The plot is simplistic and almost appears to be unrelated to the song but there are hints throughout, like sighs and frowns that give away the protagonist’s frustrations. One may think that he’s exhausted from his work but there are also indications of something deeper, like his struggle in choosing a book to read while getting lost in thought and a rose in a bell jar on his work place that’s similar to that of Disney’s Beauty and the Beast. The MV, even its purity, manages to subtly tell a story about heartbreak through these little clues.
Going along with the images in the video, the song starts off slow, and builds upon layers as Jo Kwon sings about missing someone who is no longer in his life:
As if I paint on a white canvas
I fill my empty heart with you
The morning glow is beautiful like you
I miss you who colored my heart
The analogy Jo Kwon uses regarding art parallels well with the MV’s plot as the protagonist is creating a set that doesn’t seem to satisfy him. It’s as if to say his creative process isn’t distracting him from the pain that he’s trying to hide. The imagery in the MV is a bit retro with items like typewriters, pencils, and books mixed along with other modern items. This affinity for the classics correlates with the lyrics in which the narrator is longing for the moments they were once together and therefore clinging to a time in the past.
The colors in the MV are soft browns and gray-blues that create a peaceful scene, but it also plays heavily with shadows. Both Jo Kwon and Yu Seon Ho are surrounded by darkness which emphasizes a loneliness and isolation to the viewer from the other characters in the scenes. There are touches of soft glows and it’s especially prominent when the protagonist observes a moon-like orb during the climax of the song, and it symbolizes the narrator’s search for splashes of light that remind him of his now-gone significant other. Once again, the MV is subtle but still artistically depicts it’s message of heartbreak.
Like “Crosswalk,” Jo Kwon’s newest single starts off slow with a piano opening. However, “Lonely” eventually leads to a chorus and adds more instrumentals to the height of ballad. The song beautifully evokes the heart-wrenching emotions of the lyrics, and Jo Kwon’s voice is as angelic as his image playing a piano on the heavenly set. He impressively carries the song up with a vibrato, and tapers it down again back down to the line again:
Are you living happily?
The song is depressing in that there is no happy ending, and the narrator is only left wondering how his previous love is now living. The MV perfectly captures that sense of longing and frustration through a basic plot and the use of lighting.

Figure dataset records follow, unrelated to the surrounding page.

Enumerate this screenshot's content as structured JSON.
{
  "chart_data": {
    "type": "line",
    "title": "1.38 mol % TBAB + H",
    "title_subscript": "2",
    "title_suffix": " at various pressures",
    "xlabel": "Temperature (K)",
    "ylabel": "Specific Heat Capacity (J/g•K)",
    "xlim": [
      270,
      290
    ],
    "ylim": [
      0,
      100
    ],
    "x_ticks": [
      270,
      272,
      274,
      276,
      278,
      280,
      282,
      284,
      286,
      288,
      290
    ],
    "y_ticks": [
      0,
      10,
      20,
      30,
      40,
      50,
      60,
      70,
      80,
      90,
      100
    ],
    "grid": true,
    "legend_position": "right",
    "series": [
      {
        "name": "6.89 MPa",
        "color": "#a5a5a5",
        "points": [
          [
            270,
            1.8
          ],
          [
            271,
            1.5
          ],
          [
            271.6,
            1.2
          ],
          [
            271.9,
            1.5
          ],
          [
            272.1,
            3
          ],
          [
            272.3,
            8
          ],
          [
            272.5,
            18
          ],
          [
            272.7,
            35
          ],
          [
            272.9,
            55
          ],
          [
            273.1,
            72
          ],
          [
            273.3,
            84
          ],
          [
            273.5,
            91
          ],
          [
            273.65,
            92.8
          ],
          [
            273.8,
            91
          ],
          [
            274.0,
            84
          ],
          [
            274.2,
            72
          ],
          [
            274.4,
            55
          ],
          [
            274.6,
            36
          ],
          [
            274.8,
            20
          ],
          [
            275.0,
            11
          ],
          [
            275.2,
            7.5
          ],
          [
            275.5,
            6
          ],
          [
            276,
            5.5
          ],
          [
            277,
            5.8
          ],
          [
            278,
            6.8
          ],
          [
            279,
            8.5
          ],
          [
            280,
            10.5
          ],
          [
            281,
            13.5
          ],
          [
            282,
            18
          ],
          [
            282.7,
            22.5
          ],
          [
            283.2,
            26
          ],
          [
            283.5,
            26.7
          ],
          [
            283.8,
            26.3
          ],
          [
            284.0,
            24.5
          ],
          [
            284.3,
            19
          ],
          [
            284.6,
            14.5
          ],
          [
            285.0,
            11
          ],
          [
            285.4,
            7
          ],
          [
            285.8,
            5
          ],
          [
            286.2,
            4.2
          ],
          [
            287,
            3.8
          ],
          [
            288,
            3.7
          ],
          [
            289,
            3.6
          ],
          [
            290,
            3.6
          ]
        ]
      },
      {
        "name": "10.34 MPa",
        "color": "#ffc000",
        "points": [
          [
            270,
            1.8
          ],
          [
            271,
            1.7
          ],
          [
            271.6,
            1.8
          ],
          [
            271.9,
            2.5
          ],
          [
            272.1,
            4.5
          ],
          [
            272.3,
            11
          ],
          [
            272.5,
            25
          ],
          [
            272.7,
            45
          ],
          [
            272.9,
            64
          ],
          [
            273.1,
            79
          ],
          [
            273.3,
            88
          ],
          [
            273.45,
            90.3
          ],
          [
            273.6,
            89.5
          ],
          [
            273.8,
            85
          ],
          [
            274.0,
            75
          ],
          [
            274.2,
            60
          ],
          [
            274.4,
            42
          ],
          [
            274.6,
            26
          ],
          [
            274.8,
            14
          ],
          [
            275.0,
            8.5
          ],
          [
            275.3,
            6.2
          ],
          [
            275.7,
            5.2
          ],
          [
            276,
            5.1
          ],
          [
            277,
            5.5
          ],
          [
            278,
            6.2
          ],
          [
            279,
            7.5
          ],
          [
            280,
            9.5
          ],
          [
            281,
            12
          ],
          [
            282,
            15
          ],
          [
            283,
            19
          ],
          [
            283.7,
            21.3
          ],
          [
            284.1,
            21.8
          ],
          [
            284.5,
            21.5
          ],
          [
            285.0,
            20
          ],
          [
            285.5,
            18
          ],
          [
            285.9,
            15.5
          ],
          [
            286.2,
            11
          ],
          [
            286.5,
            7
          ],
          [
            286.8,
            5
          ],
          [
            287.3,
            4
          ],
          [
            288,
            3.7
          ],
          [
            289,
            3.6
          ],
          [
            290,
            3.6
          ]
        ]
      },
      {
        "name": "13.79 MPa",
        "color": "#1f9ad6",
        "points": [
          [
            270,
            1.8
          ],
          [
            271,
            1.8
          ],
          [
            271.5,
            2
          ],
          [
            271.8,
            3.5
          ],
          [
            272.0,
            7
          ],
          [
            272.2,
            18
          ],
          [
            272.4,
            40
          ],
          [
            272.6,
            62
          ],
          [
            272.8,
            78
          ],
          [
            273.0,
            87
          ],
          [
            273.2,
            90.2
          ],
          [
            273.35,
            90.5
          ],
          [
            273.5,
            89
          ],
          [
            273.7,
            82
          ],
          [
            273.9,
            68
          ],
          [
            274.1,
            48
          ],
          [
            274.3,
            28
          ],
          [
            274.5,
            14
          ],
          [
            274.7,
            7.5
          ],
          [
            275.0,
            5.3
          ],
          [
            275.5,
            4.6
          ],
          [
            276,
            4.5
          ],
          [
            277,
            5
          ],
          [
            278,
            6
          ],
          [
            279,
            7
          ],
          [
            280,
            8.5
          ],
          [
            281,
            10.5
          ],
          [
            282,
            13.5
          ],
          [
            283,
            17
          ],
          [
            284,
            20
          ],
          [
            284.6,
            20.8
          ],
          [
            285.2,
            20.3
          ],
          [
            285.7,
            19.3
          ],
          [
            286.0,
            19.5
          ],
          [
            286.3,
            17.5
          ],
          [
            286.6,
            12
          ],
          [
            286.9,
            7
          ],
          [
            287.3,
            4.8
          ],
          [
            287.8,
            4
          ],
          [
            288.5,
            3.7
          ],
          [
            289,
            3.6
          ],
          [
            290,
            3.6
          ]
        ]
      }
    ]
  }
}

It’s clear Jo Kwon vision for himself is in keeping his music similar to what he last did with JYP, and it definitely works for him. He may not be reinventing himself with guns blazing and diving into unknown territories but rather takes it back to his 2AM days effectively establishing himself as a crooner of romantically tragic ballads. Both the song and MV are beautifully done, and a great first step for Jo Kwon with his new label.